Groups like muslims in general and palestinians in particular always kind of reinforce my theory that human civilizations have risen and fallen many times in the past, but there always ends up being groups like leftists who work with resource at their disposal to destroy it, followed by groups like muslims who then finish the job and eradicate all evidence there was anything there in the first place by destroying buildings, libraries, art, and historical monuments, while keeping only enough technology around to war with other muslim sects until it is all gone and humanity lives again in the stone age for a few millennia
There was no Bronze Age collapse, apart from the arrival of forces armed with steel. Attributing something that happend in the 15th c BC (the Conquest) to an alleged event that happened in the 13th c BC never made any sense, anyway.
There's been no scientific dating of Narmer, per se. The only way to get that would be to try some sort of radiometric dating on the Narmer palette, literally his only unambiguous monument. The RC dating on human hair samples proved to be about 800 years before the Great Pyramid, so 1000 (the old date) is definitely in the ballpark, at least.

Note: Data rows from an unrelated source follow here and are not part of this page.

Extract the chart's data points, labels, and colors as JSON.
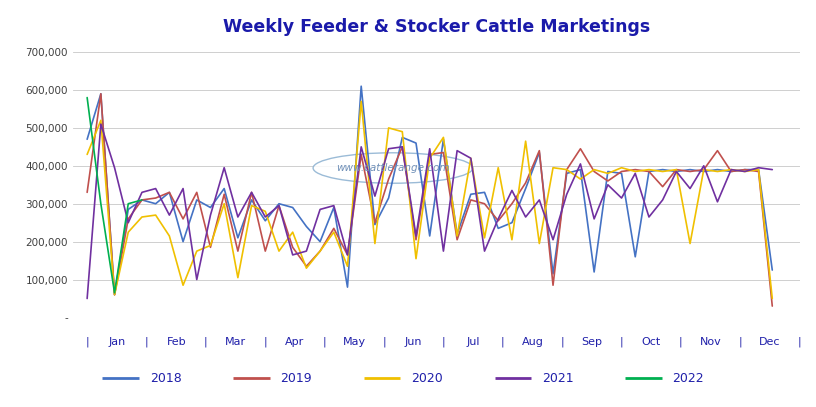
{
  "title": "Weekly Feeder & Stocker Cattle Marketings",
  "title_color": "#1a1aaa",
  "watermark": "www.cattlerange.com",
  "background_color": "#ffffff",
  "plot_bg_color": "#ffffff",
  "grid_color": "#c8c8c8",
  "ylim": [
    0,
    730000
  ],
  "yticks": [
    0,
    100000,
    200000,
    300000,
    400000,
    500000,
    600000,
    700000
  ],
  "ytick_labels": [
    "-",
    "100,000",
    "200,000",
    "300,000",
    "400,000",
    "500,000",
    "600,000",
    "700,000"
  ],
  "months": [
    "Jan",
    "Feb",
    "Mar",
    "Apr",
    "May",
    "Jun",
    "Jul",
    "Aug",
    "Sep",
    "Oct",
    "Nov",
    "Dec"
  ],
  "legend_colors": [
    "#4472c4",
    "#c0504d",
    "#f0c000",
    "#7030a0",
    "#00b050"
  ],
  "legend_labels": [
    "2018",
    "2019",
    "2020",
    "2021",
    "2022"
  ],
  "series": {
    "2018": {
      "color": "#4472c4",
      "data": [
        470000,
        590000,
        60000,
        285000,
        310000,
        300000,
        330000,
        200000,
        310000,
        290000,
        340000,
        210000,
        310000,
        255000,
        300000,
        290000,
        240000,
        200000,
        290000,
        80000,
        610000,
        245000,
        315000,
        475000,
        460000,
        215000,
        470000,
        220000,
        325000,
        330000,
        235000,
        250000,
        340000,
        435000,
        115000,
        380000,
        390000,
        120000,
        385000,
        380000,
        160000,
        385000,
        390000,
        385000,
        390000,
        385000,
        390000,
        385000,
        390000,
        390000,
        125000
      ]
    },
    "2019": {
      "color": "#c0504d",
      "data": [
        330000,
        590000,
        60000,
        260000,
        310000,
        315000,
        330000,
        260000,
        330000,
        185000,
        325000,
        175000,
        330000,
        175000,
        295000,
        185000,
        135000,
        175000,
        235000,
        165000,
        430000,
        250000,
        365000,
        450000,
        205000,
        430000,
        435000,
        205000,
        310000,
        300000,
        255000,
        300000,
        355000,
        440000,
        85000,
        390000,
        445000,
        385000,
        360000,
        385000,
        390000,
        385000,
        345000,
        390000,
        385000,
        390000,
        440000,
        385000,
        390000,
        385000,
        30000
      ]
    },
    "2020": {
      "color": "#f0c000",
      "data": [
        430000,
        520000,
        60000,
        225000,
        265000,
        270000,
        215000,
        85000,
        175000,
        190000,
        300000,
        105000,
        295000,
        280000,
        175000,
        225000,
        130000,
        175000,
        225000,
        135000,
        570000,
        195000,
        500000,
        490000,
        155000,
        420000,
        475000,
        215000,
        420000,
        210000,
        395000,
        205000,
        465000,
        195000,
        395000,
        390000,
        365000,
        390000,
        380000,
        395000,
        385000,
        390000,
        385000,
        390000,
        195000,
        390000,
        385000,
        390000,
        385000,
        390000,
        50000
      ]
    },
    "2021": {
      "color": "#7030a0",
      "data": [
        50000,
        510000,
        395000,
        250000,
        330000,
        340000,
        270000,
        340000,
        100000,
        270000,
        395000,
        265000,
        330000,
        265000,
        295000,
        165000,
        175000,
        285000,
        295000,
        165000,
        450000,
        320000,
        445000,
        450000,
        215000,
        445000,
        175000,
        440000,
        420000,
        175000,
        260000,
        335000,
        265000,
        310000,
        205000,
        325000,
        405000,
        260000,
        350000,
        315000,
        380000,
        265000,
        310000,
        385000,
        340000,
        400000,
        305000,
        390000,
        385000,
        395000,
        390000
      ]
    },
    "2022": {
      "color": "#00b050",
      "data": [
        580000,
        300000,
        65000,
        300000,
        310000
      ]
    }
  }
}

There's no apparent connectino between Narmer and Aha et al, and the Egyptians referred to their supposed founder as Min (Menes), a name also attested from at least one Akkadian record. It seems likely that Egypt made a big deal about the unity and the two crowns precisely because Egyptian unification was unuaual. Menkaure, grandson of Khufu, was succeeded by his son, apparently, but the son is assigned to the 5th dynasty, and reverted to building mastabas on a site south of Giza.
>>>apart from the arrival of forces armed with steel.<<<
So there was a collapse. Interesting you assert one negative while also affirming the premise right after that.
Also recent scholarship agrees that there “was” a collapse.